Because the state is so large, some Planned Parenthood clients drive hours to get to one of its clinics. Recently, the only pharmacist in Broadus, a remote town in southeastern Montana, stopped selling birth control pills for religious reasons. Women there must now obtain them through the mail or drive more than 150 miles round trip to Planned Parenthood.
Montana has less restrictive laws on abortion than some of its neighbors, so women and girls sometimes travel from North Dakota and Wyoming to terminate pregnancies.
Lillie Cannon, a 28-year-old graduate student, went in to the Billings clinic Friday for a birth control appointment. Her first visit to a Planned Parenthood was at age 18, she said, and she has come since.
“I do kind of think there is an emotional stigma that surrounds Planned Parenthood,” she said. “It kind of feels like people see it as a place where people just go for abortions. In my situation, I was able to prevent it.”

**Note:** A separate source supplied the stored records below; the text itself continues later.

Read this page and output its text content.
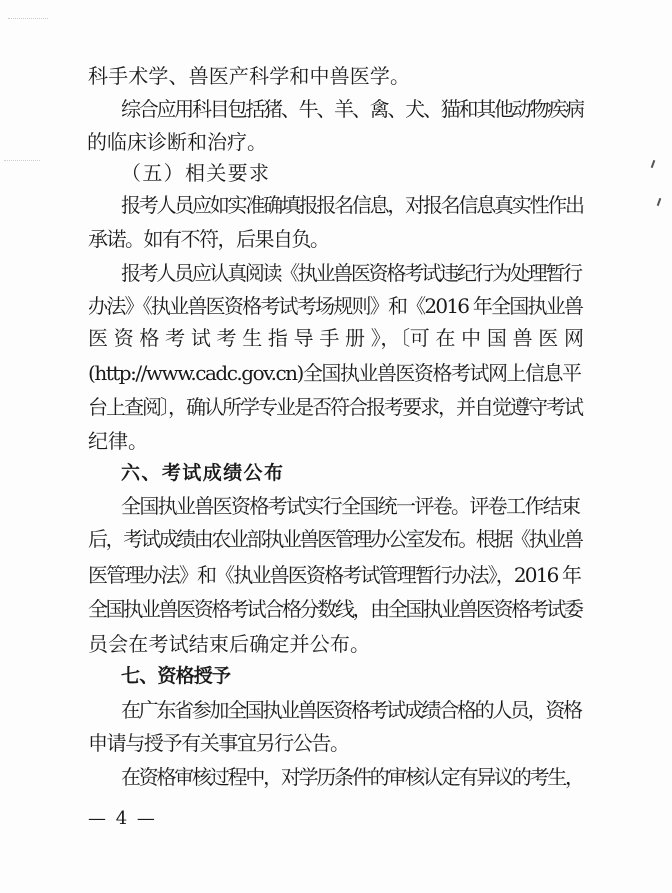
科手术学、兽医产科学和中兽医学。
综合应用科目包括猪、牛、羊、禽、犬、猫和其他动物疾病
的临床诊断和治疗。
（五）相关要求
报考人员应如实准确填报报名信息，对报名信息真实性作出
承诺。如有不符，后果自负。
报考人员应认真阅读《执业兽医资格考试违纪行为处理暂行
办法》《执业兽医资格考试考场规则》和《2016 年全国执业兽
医 资 格 考 试 考 生 指 导 手 册 》，〔可 在 中 国 兽 医 网
(http://www.cadc.gov.cn)全国执业兽医资格考试网上信息平
台上查阅〕，确认所学专业是否符合报考要求，并自觉遵守考试
纪律。
六、考试成绩公布
全国执业兽医资格考试实行全国统一评卷。评卷工作结束
后，考试成绩由农业部执业兽医管理办公室发布。根据《执业兽
医管理办法》和《执业兽医资格考试管理暂行办法》，2016 年
全国执业兽医资格考试合格分数线，由全国执业兽医资格考试委
员会在考试结束后确定并公布。
七、资格授予
在广东省参加全国执业兽医资格考试成绩合格的人员，资格
申请与授予有关事宜另行公告。
在资格审核过程中，对学历条件的审核认定有异议的考生，
— 4 —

A 19-year-old woman with a 9-month-old on her hip was one of those who was not able to prevent it. She had gone by Friday for a follow-up visit. A longtime opponent of abortion, she said she rethought her position after finding herself with child again so soon after her first, complication-riddled pregnancy.
“I thought, ‘Oh, no, not again. I can’t go through this again,’ ” said the woman, who declined to give her name. “I already have a daughter. I was in and out of the hospital with her. For me and my fiance, to bring another child into the world was not the right decision.”